The news of Norbu’s self-immolation and subsequent death has been reported by the journal Tibetan Review as well as Radio Free Asia. He was reported to have set himself aflame on February 25 after shouting slogans in front of the Potala Palace, which was home to the Dalai Lamas between 1649 until 1959, when the current one, the 14th Dalai Lama had to flee into exile in India.
Norbu’s self-immolation came just days before March 10, the 63rd anniversary of what the Tibetans call the Tibetan National Uprising Day.
As the world grapples with Russia’s unprovoked invasion of Ukraine and China looks on in tacit support of the action, the latest self-immolation, 158th since 2009, underscores that subjugated societies and cultures never really settle down.
The number 158 may not seem big but when the sheer desperation and courage of this individual act is considered the average of about 13 Tibetans taking their lives or attempting to do so in this fashion every year since 2009 makes a much greater impact beyond its size.
Over the years the Dalai Lama has had to treat the spate of self-immolations rather delicately. He has often called it a “very, very delicate political issue”.
This writer, who is an authorized biographer of the Dalai Lama, had asked him as early as in 2010 in the immediate aftermath of some self-immolations about what his position was. He acknowledged that it was a “very difficult balancing act” for him because saying something positive about them would prompt China to blame him, while saying something negative about them the family members of those who died would be upset.
“They sacrificed their life. It is not easy. I do not want to create an impression that this is wrong,” he had said even while recognizing that Buddhism does not condone violence in any form including to oneself.
Buddhist monks have some history of self-immolation going back to 1963 when on June 11 that year Thich Quang Duc, a Vietnamese Buddhist monk burned himself to death in Saigon. He was protesting against the government led by Ngo Dinh Diem. While a stunning picture of that self-immolation published across the world seriously undermined Diem’s standing, the Tibetan self-immolations have not managed to force the international community to act.
China predictably blames the Dalai Lama for these self-immolations, an assertion that the latter dismisses. He has been known to point out the oppressive and repressive controls imposed by Beijing over Tibetans over the last six decades.
As the world watches in horror a giant country, namely Russia, brutalizing a much smaller one, namely Ukraine, and rushes to support it, it has long forgotten the plight of a similar annexation by China of Tibet starting in 1950.

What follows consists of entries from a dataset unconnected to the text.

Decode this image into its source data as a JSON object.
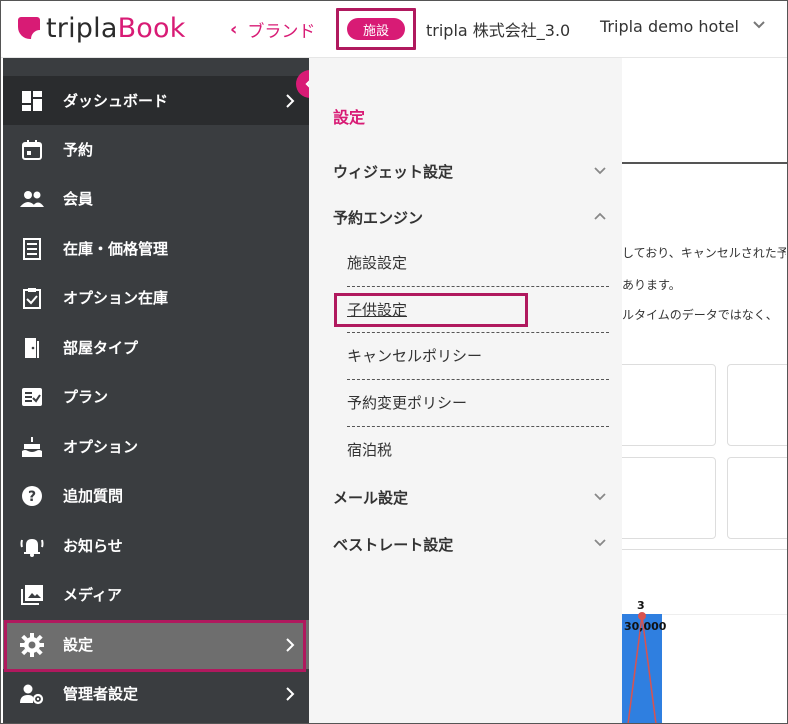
{
  "header": {
    "logo_left": "tripla",
    "logo_right": "Book",
    "brand_link": "ブランド",
    "facility_badge": "施設",
    "company": "tripla 株式会社_3.0",
    "hotel": "Tripla demo hotel"
  },
  "sidebar": {
    "items": [
      {
        "label": "ダッシュボード"
      },
      {
        "label": "予約"
      },
      {
        "label": "会員"
      },
      {
        "label": "在庫・価格管理"
      },
      {
        "label": "オプション在庫"
      },
      {
        "label": "部屋タイプ"
      },
      {
        "label": "プラン"
      },
      {
        "label": "オプション"
      },
      {
        "label": "追加質問"
      },
      {
        "label": "お知らせ"
      },
      {
        "label": "メディア"
      },
      {
        "label": "設定"
      },
      {
        "label": "管理者設定"
      }
    ]
  },
  "flyout": {
    "title": "設定",
    "sections": [
      {
        "label": "ウィジェット設定"
      },
      {
        "label": "予約エンジン"
      },
      {
        "label": "メール設定"
      },
      {
        "label": "ベストレート設定"
      }
    ],
    "subitems": [
      {
        "label": "施設設定"
      },
      {
        "label": "子供設定"
      },
      {
        "label": "キャンセルポリシー"
      },
      {
        "label": "予約変更ポリシー"
      },
      {
        "label": "宿泊税"
      }
    ]
  },
  "main": {
    "line1": "しており、キャンセルされた予",
    "line2": "あります。",
    "line3": "ルタイムのデータではなく、",
    "chart_top": "3",
    "chart_value": "30,000"
  },
  "colors": {
    "accent": "#d81b75",
    "sidebar_bg": "#3a3d40",
    "highlight_frame": "#b0195e"
  }
}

Over six decades later what Tibetans critically call “Sinicization” of their glorious ancient culture seems complete as China has refashioned the Tibetan society to make it look Han Chinese in its cultural underpinnings. Of course, there are voices within Lhasa and elsewhere which seem to acknowledge the progress made by Tibet under the Chinese rule. However, it has come at the cost of their own culture and language.